Viernes

Hay muchos tipos de plantas.

Hay unas que están despelucadas, como si hubieran sacado la cabeza mucho tiempo por la ventana de un auto que corre a mucha velocidad.

Hay unas que están derramándose. Sus hojas se desbordan como leche hervida, amenazando con mojar de verde a quien se atreva a pasar bajo su sombra.

Hay unas que dan un fruto raro, verde y resistente, como habichuelas flacas. Casi que podría meterlas en una olla con agua, sal y cebolla picada para hacer un potaje para el almuerzo.
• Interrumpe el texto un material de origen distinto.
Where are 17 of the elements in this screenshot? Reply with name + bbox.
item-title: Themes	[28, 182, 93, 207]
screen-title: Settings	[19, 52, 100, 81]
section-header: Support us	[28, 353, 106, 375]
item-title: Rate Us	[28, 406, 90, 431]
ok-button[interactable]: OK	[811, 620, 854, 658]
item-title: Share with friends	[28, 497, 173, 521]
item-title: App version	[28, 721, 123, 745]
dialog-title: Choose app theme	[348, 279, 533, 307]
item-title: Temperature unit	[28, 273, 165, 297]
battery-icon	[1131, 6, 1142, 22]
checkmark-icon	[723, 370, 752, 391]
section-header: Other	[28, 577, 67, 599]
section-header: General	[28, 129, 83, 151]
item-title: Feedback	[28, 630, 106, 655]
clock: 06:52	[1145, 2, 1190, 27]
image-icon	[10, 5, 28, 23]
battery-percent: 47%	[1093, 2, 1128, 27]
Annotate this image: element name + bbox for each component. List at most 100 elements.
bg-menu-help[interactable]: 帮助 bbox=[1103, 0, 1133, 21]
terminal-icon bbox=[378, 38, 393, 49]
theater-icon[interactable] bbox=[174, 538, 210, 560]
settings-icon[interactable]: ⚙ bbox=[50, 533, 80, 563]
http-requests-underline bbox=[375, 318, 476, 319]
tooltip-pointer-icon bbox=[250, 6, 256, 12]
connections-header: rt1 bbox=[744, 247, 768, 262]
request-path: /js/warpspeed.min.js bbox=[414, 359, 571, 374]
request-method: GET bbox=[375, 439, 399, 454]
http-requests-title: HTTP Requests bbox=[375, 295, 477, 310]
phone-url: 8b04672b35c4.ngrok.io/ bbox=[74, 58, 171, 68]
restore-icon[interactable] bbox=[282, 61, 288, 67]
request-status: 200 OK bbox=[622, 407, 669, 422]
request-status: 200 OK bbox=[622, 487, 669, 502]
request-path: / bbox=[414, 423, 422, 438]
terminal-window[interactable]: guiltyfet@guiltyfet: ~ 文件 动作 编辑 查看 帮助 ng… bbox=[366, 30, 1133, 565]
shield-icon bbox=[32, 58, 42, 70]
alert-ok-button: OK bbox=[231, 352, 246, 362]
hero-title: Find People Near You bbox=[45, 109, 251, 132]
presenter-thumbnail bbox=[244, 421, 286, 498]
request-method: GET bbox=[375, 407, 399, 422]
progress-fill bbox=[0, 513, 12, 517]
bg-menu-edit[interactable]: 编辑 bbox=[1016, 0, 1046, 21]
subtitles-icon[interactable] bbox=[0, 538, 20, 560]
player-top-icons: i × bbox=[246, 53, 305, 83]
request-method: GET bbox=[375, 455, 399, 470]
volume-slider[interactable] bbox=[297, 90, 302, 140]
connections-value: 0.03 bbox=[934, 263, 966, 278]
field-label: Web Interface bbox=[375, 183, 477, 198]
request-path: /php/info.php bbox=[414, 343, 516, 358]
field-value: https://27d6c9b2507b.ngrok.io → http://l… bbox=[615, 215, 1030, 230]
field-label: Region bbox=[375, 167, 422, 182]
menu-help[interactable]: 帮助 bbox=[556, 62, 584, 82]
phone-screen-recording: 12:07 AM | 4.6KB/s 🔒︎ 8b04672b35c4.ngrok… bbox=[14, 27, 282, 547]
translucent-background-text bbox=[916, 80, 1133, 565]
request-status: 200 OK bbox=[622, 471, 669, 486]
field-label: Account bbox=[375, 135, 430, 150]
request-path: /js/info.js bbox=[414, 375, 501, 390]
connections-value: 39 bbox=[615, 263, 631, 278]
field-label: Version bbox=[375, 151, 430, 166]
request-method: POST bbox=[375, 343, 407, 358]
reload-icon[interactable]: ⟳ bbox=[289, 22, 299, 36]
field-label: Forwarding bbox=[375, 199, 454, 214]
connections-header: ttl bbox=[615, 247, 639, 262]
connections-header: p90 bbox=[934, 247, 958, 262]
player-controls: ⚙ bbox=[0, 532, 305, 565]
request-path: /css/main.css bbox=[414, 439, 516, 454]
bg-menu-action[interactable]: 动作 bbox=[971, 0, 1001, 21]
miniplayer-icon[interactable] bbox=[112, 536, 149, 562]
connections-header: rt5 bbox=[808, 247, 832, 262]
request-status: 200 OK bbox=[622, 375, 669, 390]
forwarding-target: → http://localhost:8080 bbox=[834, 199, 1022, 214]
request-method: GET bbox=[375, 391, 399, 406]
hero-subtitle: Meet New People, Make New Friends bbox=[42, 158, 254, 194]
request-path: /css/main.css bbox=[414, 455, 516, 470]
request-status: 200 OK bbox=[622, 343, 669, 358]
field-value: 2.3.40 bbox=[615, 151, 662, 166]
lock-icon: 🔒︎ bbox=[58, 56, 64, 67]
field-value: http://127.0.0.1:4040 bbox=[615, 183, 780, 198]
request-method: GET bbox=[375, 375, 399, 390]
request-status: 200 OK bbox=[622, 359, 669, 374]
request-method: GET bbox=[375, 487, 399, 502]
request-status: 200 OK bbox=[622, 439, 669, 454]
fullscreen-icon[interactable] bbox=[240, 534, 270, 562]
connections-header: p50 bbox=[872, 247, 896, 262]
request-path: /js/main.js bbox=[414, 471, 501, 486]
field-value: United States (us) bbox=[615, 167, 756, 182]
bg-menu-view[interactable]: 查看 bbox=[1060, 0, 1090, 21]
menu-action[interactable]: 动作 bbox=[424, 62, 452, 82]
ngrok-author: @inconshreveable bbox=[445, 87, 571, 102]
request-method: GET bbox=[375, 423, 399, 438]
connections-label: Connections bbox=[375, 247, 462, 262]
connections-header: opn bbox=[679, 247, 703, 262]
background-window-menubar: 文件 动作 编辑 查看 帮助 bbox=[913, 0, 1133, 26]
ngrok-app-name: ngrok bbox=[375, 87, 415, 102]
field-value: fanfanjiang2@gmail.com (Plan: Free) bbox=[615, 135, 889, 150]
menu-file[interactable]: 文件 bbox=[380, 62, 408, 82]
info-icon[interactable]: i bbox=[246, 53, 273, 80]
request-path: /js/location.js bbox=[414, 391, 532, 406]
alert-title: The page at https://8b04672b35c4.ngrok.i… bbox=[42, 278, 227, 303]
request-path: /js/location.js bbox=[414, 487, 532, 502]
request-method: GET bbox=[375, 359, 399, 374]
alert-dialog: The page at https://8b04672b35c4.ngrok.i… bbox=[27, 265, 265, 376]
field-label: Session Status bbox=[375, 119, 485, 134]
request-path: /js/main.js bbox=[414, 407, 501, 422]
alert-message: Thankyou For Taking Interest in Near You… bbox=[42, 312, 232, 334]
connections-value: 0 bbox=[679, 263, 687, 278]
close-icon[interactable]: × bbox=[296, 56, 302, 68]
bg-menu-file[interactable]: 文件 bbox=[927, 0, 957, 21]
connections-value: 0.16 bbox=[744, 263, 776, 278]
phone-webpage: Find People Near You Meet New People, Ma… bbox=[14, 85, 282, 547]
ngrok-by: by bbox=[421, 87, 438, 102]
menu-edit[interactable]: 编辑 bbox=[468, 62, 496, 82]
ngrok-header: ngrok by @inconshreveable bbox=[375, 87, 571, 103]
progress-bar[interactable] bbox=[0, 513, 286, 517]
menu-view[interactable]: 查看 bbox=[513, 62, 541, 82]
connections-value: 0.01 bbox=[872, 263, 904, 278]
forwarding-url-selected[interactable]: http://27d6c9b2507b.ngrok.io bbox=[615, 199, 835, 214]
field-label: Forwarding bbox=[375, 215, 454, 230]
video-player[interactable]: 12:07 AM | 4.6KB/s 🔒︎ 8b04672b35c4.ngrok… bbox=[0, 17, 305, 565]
Hay unas que no se deciden por un solo color. Son verdes a primera vista, pero se colorean de azules y de aguas marinas a medida que la distancia entre las hojas y el observador disminuye.

Hay unas que son dueñas de un nombre poético, o incluso hasta llegan a ser parte de la anatomía de un poeta. Exhiben en sus pétalos un naranja furioso y un estigma negrísimo, un núcleo del color de la noche; Son pequeñas y son vistosas, son enredables y son caóticas.

Hay unas que curan enfermedades broncorespiratorias, de florecillas menudas y blancas. Precisamente fue en pocillos con infusión de florecillas, leche y miel en los que remojé gran parte de los resfriados de mi infancia.

Hay unas que son bromistas. Cuando llueve, siembran el suelo con bolitas de pulpa resbalosa. Son diseñadoras improvisadas de pistas de patinaje y de caídas aparatosas.

Hay unas que son patológicamente sociables y que tienen una necesidad biológica de abrazarse entre si para subsistir. Que no son parásitos, sino que solo necesitan de un poquito de cariño y de compañía para no morir.

Hay unas que son elegantes, de ramas orgullosas que podrían tranquilamente sostener en cada punta una vela. No por nada les dicen candelabros.